The cameras allow detainees to be monitored remotely, and can alert to potentially risky activity such as self-harm or significant health issues allowing for early intervention.

The system can see ‘micro blushes’ that accompany heart beats, which the human eye cannot detect. It counts these micro blushes to calculate a pulse rate on a small area of visible skin.

The system is the latest innovation to be introduced by the force in a bid to improve both the mental and physical safety of detainees in police custody.  It follows the introduction of foam footballs, mindful colouring and jigsaw puzzles in some force custody units to help distract detainees, many of whom have communication difficulties such autism, mental health problems and learning difficulties.

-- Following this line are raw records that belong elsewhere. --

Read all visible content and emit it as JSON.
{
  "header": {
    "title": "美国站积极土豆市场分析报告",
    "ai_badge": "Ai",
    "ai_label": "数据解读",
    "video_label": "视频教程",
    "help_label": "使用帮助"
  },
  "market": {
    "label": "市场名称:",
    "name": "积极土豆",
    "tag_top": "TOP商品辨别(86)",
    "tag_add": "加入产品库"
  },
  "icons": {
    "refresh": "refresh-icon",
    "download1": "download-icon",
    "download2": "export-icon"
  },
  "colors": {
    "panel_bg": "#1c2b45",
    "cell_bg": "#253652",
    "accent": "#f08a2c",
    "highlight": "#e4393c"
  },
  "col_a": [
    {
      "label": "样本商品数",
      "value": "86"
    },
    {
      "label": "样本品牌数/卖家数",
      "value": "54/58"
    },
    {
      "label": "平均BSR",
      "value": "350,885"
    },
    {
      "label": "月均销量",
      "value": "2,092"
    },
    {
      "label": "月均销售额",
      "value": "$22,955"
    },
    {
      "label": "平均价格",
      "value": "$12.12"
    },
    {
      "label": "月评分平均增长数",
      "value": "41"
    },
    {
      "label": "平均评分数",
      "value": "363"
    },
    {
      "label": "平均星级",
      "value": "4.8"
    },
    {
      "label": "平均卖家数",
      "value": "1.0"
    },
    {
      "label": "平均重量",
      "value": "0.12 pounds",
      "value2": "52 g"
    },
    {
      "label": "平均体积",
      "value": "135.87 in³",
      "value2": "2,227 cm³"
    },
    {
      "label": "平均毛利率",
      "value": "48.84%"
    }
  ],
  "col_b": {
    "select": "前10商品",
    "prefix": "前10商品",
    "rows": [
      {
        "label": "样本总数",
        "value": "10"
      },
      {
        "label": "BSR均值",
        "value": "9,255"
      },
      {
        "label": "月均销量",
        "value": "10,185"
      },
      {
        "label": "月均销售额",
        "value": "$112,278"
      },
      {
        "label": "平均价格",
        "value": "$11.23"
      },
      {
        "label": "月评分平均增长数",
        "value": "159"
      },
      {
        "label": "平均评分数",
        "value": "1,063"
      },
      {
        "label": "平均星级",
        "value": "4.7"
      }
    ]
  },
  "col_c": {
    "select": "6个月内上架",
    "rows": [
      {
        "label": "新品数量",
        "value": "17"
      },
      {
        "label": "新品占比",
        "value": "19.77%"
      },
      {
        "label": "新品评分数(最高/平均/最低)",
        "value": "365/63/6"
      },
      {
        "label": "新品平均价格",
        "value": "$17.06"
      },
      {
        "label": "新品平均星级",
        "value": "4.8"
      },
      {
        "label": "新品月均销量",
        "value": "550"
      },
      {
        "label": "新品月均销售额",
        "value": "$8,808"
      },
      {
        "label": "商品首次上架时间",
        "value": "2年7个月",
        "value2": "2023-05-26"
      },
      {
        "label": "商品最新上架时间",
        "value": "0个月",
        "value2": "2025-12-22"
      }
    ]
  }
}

The officer who oversaw the trial, Sgt Becky Davies, says detainees have reported lower levels of anxiety as a result, as well as anecdotal evidence suggesting it has led to less self-harm, use of force and other high-demand behaviours.  Devon and Cornwall has also shared this practice with 16 other forces across the UK, as well as HMP Exeter.

Oxevision cameras can see movements of the chest and diaphragm as we breath and counts these movements to calculate a breathing rate, just as a nurse would if they were observing the patient with a stopwatch.

The technology is even effective and accurate with detection through thick clothing and bedding and even when the body is partially obscured, for example, by hiding under a blanket.

While Oxevision has been used previously in some hospital and healthcare settings, Devon and Cornwall Police’s use of the system in custody cells is the first of its kind in the world.

The force has conducted a two-year trial of the technology at three police stations across Devon which have proved successful.

Survey results on the force’s trial use of Oxehealth cameras revealed positive responses from custody teams using the technology.  100% of those surveyed said the system was easy to use and 95% said it improved detainee safety and allowed custody staff to respond quicker to incidents in cells.

Following the successful trial, the force is now in the process of installing a further eight cameras in the cells at the new Exeter Police Station on Sidmouth Road at Middlemoor, bringing the total number of cameras to 18 across the force area.

Alison Hernandez, Police and Crime Commissioner for Devon, Cornwall and the Isles of Scilly, is responsible for the force’s estates and has overseen the installation of Oxevision.

Commissioner Hernandez said: “We’re delighted to be at the forefront of introducing this vital technology which I truly believe will save lives.

“The safety of detainees is paramount and anything that can assist with detection and early intervention is to be warmly welcomed.

“Staff and officers on the ground in custody suites across the region have been very positive about the limited trials we have conducted so far, so the further roll-out of this incredible technology can only be a good thing.

“Combined with the other simple yet extremely effective distraction methods introduced recently by our highly skilled custody officers, we are working hard to make police custody in Devon and Cornwall as safe as possible.”

Head of Custody, Chief Inspector Mel Simmonds. said: “Devon and Cornwall Police are committed to delivering high quality care to all detainees in our custody centres.

“The demographic of our detainees and their range of pre-existing and presenting health needs is diverse. Being able to recognise these needs early and respond swiftly to all types of vulnerability or illness is key to delivering safer detention and maximising the safety of those in our care.

“Oxehealth is a fantastic, innovative tool that complements the skills, training and professionalism of our custody staff and health care professionals, ultimately enabling us to save lives. We are proud to be the first custody centre in the world to have invested in this technology.”

Katrin Engelmann, Business Development Director of Oxehealth, said: “The deployment with Devon and Cornwall Police is a real milestone for Oxehealth.

“Having previously worked solely in healthcare, the opportunity to collaborate and help to improve risk management in a police setting was a global first for our technology.

“We look forward to exploring further opportunities in this setting.”